I mentioned that most of the people with interesting new ideas and products are young or youngish.  This is another departure from the old bike show, in which many of the companies were represented by the patriarchs of the families who started and owned them.  And, yes, all of them were male.




In fact, the only females I saw at the show back in the day were the wives, girlfriends and daughters of the men who exhibited or attended.  I take that back:  One bike company had a group of young women in lycra (which was new in those days) and high heels pedaling their bikes on a trainer.  


In other words, the women were props and accessories.  I was neither.  Now there were female artisans, entrepreneurs and sales representatives.  And I got to speak with one author.  I hope to be an author.  I can hope for that.  


Another difference between then and now is one that has to do with circumstances of my own life.  When I attended all of those years ago, I went with some guys with whom I worked in the bike shop, the owner, his wife and some of his friends.  I had known them for several years, but now I haven't been in touch with any of them for at least two decades.   Today I went to the New Amsterdam show with someone I had not met until the other day.  However, I have corresponded with this person for nearly three years.  I'll tell you more about that in a future post.  


At the old show, I didn't meet anyone I already knew. At today's show, I saw Charlie from Bicycle Habitat (who had an exhibit) as well as owners and employees of other bikes shops whom I knew at least in passing.  Plus, I met someone I hadn't seen in about a dozen or so years.  She has been a sales rep for one of the few big bike manufacturers I saw at today's show.  The last shop in which I worked sold those bikes, so she was in the shop pretty frequently. 


What did I say to her?  "My, you've changed!"  All right, that was a joke.  In reality, I passed by her table a couple of times before we caught each others' glances.  In a split-second, I did an FBI-style age-progression image in my mind and realized I was looking at an older version of the rep I knew all of those years ago.  Then she took a longer look at me.  "Should I know you from some place?"
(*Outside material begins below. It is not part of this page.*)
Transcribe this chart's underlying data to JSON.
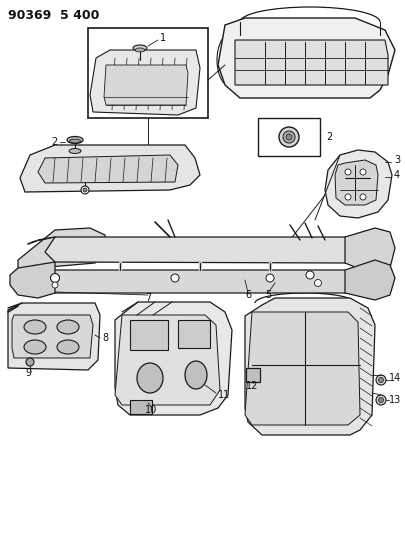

The real question wasn't whether or not she should have. The real question was the way she knew me--and I knew her.  


Finally, at the old show, I think one or two cyclists' organizations may have set up tables.  But they didn't have nearly as active a role as the organization at today's expo.  One--which I never would have imagined back in the day--is a group of women who take social and training rides.  I signed up.  Back in the day, I never would have done that.